I was first introduced to the concept of homeschooling about ten years ago by a book called Home Grown Kids by Ray and Dorothy Moore. It was a gold mine of practical advice on training and teaching children. It convinced me I did not need preschool. That was not so traumatic for me because I had not gone to preschool and still learned to stand in line, talk to other children, and I eventually learned to read. But homeschooling for the upper grades? I only knew people from fringe denominations that had attempted it. We were prepared as a family to do what it took to send our kids to a proper private school like our parents and grandparents had done, even if it meant mom going off to work and dad working two jobs.
Yet I was still intrigued with the concept and education in general, and continued to read and talk to people with experience.

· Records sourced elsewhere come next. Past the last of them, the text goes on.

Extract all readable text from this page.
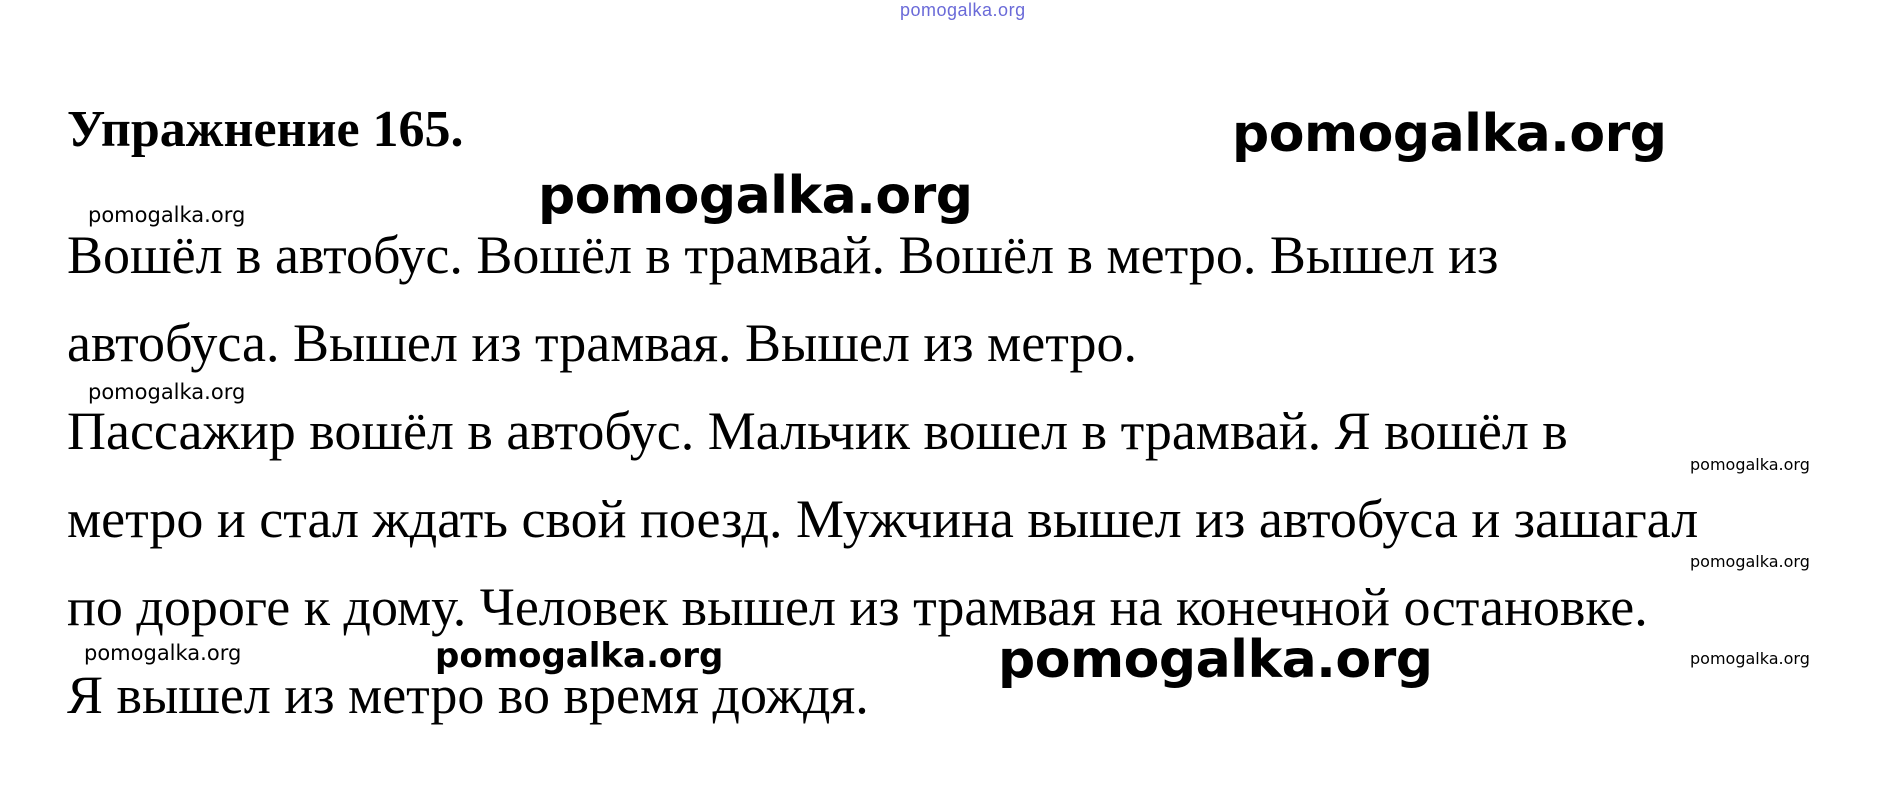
pomogalka.org
Упражнение 165.	pomogalka.org
pomogalka.org
pomogalka.org
pomogalka.org
pomogalka.org
pomogalka.org
pomogalka.org	pomogalka.org	pomogalka.org	pomogalka.org
Вошёл в автобус. Вошёл в трамвай. Вошёл в метро. Вышел из
автобуса. Вышел из трамвая. Вышел из метро.
Пассажир вошёл в автобус. Мальчик вошел в трамвай. Я вошёл в
метро и стал ждать свой поезд. Мужчина вышел из автобуса и зашагал
по дороге к дому. Человек вышел из трамвая на конечной остановке.
Я вышел из метро во время дождя.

Instead of asking homeschoolers “Why?”, I found myself asking them: “What do you use?”, “How do you teach?”, “How do you organize your day?” At the time I was also taking education courses at Calvin College. Ironically, I was seeing that homeschooling was a solution to many of the problems teachers of classrooms face: learning problems, classroom discipline, poor textbooks, bureaucracy and teacher/pupil ratio. By this time more and more people from Reformed circles were beginning to homeschool for a variety of reasons.

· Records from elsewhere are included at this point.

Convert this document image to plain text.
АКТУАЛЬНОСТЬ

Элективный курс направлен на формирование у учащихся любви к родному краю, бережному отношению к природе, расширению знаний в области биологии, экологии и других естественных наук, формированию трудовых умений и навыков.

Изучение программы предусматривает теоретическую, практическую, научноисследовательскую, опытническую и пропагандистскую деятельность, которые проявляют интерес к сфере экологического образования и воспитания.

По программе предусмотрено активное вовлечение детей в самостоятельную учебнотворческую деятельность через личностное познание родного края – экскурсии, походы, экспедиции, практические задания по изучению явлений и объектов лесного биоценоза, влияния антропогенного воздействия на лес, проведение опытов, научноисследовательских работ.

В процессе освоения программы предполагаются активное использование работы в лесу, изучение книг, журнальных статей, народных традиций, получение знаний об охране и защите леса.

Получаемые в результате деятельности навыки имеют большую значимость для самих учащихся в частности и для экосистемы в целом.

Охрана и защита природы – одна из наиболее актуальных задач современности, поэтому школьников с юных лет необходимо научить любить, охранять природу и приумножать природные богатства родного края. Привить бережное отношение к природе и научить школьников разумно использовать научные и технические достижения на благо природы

I think financial pressure is one of the driving forces. I have to say in our defense, that homeschool parents as a rule are not those who live in new expensive homes and drive luxurious cars. These are people who have to decide between mom going to work outside the home or not, just to make the house payment and pay the heat bill. Others leave the traditional school setting because, quite frankly, they are frustrated by what is being taught or not being taught in the classroom. Others homeschool because they are intrigued with the idea of educating their own children and their children are all for it. Others leave the traditional school because they do not like the peer subculture. I realize that this is just the reason why some people think we should send our children to school—to allow children to socialize with their peers. But in fact, this very socialization has become a problem for the homes, schools, churches and society in general.

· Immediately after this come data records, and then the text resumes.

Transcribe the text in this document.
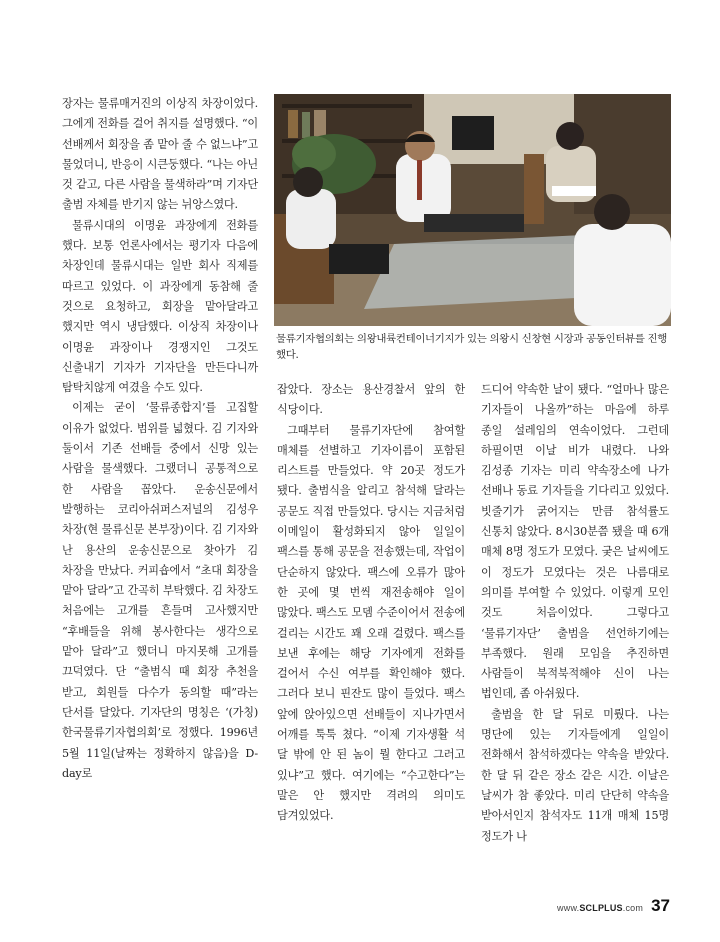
장자는 물류매거진의 이상직 차장이었다. 그에게 전화를 걸어 취지를 설명했다. “이 선배께서 회장을 좀 맡아 줄 수 없느냐”고 물었더니, 반응이 시큰둥했다. “나는 아닌 것 같고, 다른 사람을 물색하라”며 기자단 출범 자체를 반기지 않는 뉘앙스였다.

물류시대의 이명윤 과장에게 전화를 했다. 보통 언론사에서는 평기자 다음에 차장인데 물류시대는 일반 회사 직제를 따르고 있었다. 이 과장에게 동참해 줄 것으로 요청하고, 회장을 맡아달라고 했지만 역시 냉담했다. 이상직 차장이나 이명윤 과장이나 경쟁지인 그것도 신출내기 기자가 기자단을 만든다니까 탐탁치않게 여겼을 수도 있다.

이제는 굳이 ‘물류종합지’를 고집할 이유가 없었다. 범위를 넓혔다. 김 기자와 둘이서 기존 선배들 중에서 신망 있는 사람을 물색했다. 그랬더니 공통적으로 한 사람을 꼽았다. 운송신문에서 발행하는 코리아쉬퍼스저널의 김성우 차장(현 물류신문 본부장)이다. 김 기자와 난 용산의 운송신문으로 찾아가 김 차장을 만났다. 커피숍에서 “초대 회장을 맡아 달라”고 간곡히 부탁했다. 김 차장도 처음에는 고개를 흔들며 고사했지만 “후배들을 위해 봉사한다는 생각으로 맡아 달라”고 했더니 마지못해 고개를 끄덕였다. 단 “출범식 때 회장 추천을 받고, 회원들 다수가 동의할 때”라는 단서를 달았다. 기자단의 명칭은 ‘(가칭)한국물류기자협의회’로 정했다. 1996년 5월 11일(날짜는 정확하지 않음)을 D-day로

물류기자협의회는 의왕내륙컨테이너기지가 있는 의왕시 신창현 시장과 공동인터뷰를 진행했다.

잡았다. 장소는 용산경찰서 앞의 한 식당이다.

그때부터 물류기자단에 참여할 매체를 선별하고 기자이름이 포함된 리스트를 만들었다. 약 20곳 정도가 됐다. 출범식을 알리고 참석해 달라는 공문도 직접 만들었다. 당시는 지금처럼 이메일이 활성화되지 않아 일일이 팩스를 통해 공문을 전송했는데, 작업이 단순하지 않았다. 팩스에 오류가 많아 한 곳에 몇 번씩 재전송해야 일이 많았다. 팩스도 모뎀 수준이어서 전송에 걸리는 시간도 꽤 오래 걸렸다. 팩스를 보낸 후에는 해당 기자에게 전화를 걸어서 수신 여부를 확인해야 했다. 그러다 보니 핀잔도 많이 들었다. 팩스 앞에 앉아있으면 선배들이 지나가면서 어깨를 툭툭 쳤다. “이제 기자생활 석 달 밖에 안 된 놈이 뭘 한다고 그러고 있냐”고 했다. 여기에는 “수고한다”는 말은 안 했지만 격려의 의미도 담겨있었다.

드디어 약속한 날이 됐다. “얼마나 많은 기자들이 나올까”하는 마음에 하루 종일 설레임의 연속이었다. 그런데 하필이면 이날 비가 내렸다. 나와 김성종 기자는 미리 약속장소에 나가 선배나 동료 기자들을 기다리고 있었다. 빗줄기가 굵어지는 만큼 참석률도 신통치 않았다. 8시30분쯤 됐을 때 6개 매체 8명 정도가 모였다. 궂은 날씨에도 이 정도가 모였다는 것은 나름대로 의미를 부여할 수 있었다. 이렇게 모인 것도 처음이었다. 그렇다고 ‘물류기자단’ 출범을 선언하기에는 부족했다. 원래 모임을 추진하면 사람들이 북적북적해야 신이 나는 법인데, 좀 아쉬웠다.

출범을 한 달 뒤로 미뤘다. 나는 명단에 있는 기자들에게 일일이 전화해서 참석하겠다는 약속을 받았다. 한 달 뒤 같은 장소 같은 시간. 이날은 날씨가 참 좋았다. 미리 단단히 약속을 받아서인지 참석자도 11개 매체 15명 정도가 나

www.SCLPLUS.com 37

As for my family, I would say that all of the above played at least some part in our final decision to homeschool. But ultimately, the decision was not made ina negative or reactionary context. Rather, the Lord led us to this decision in a very positive manner. Basically, there was not anything to be lost and much to be gained by homeschooling. The curriculums available for horneschoolers are so numerous, it becomes mind-boggling sometimes. Now, even manufacturers are starting to take advantage of this grassroots movement and are trying to cash in. Churches and private schools are providing opportunities for homeschoolers to take classes such as languages and science once a week. There are so many problems we don’t have to face in order to support a private education. Socially, most of my children’s peers are homeschooled. Support groups are everywhere and so are homeschool activities. I’ll admit it is a lot of work, but if I were not homeschooling my own children, I would be out on the job teaching someone else’s children so I could pay for mine to be schooled. On a personal level, our family is not being fragmented to pieces to keep up with the expense and social demands formal schooling puts upon it. Above all, the survival of the family is the foundation of the survival of a society. The Lord has provided us with the opportunity to strengthen our family and to grow spiritually. I am not saying everyone should homeschool. I can say with confidence that this works for us and I have no regrets. Now when people ask “Why?”, I answer, “Why not?”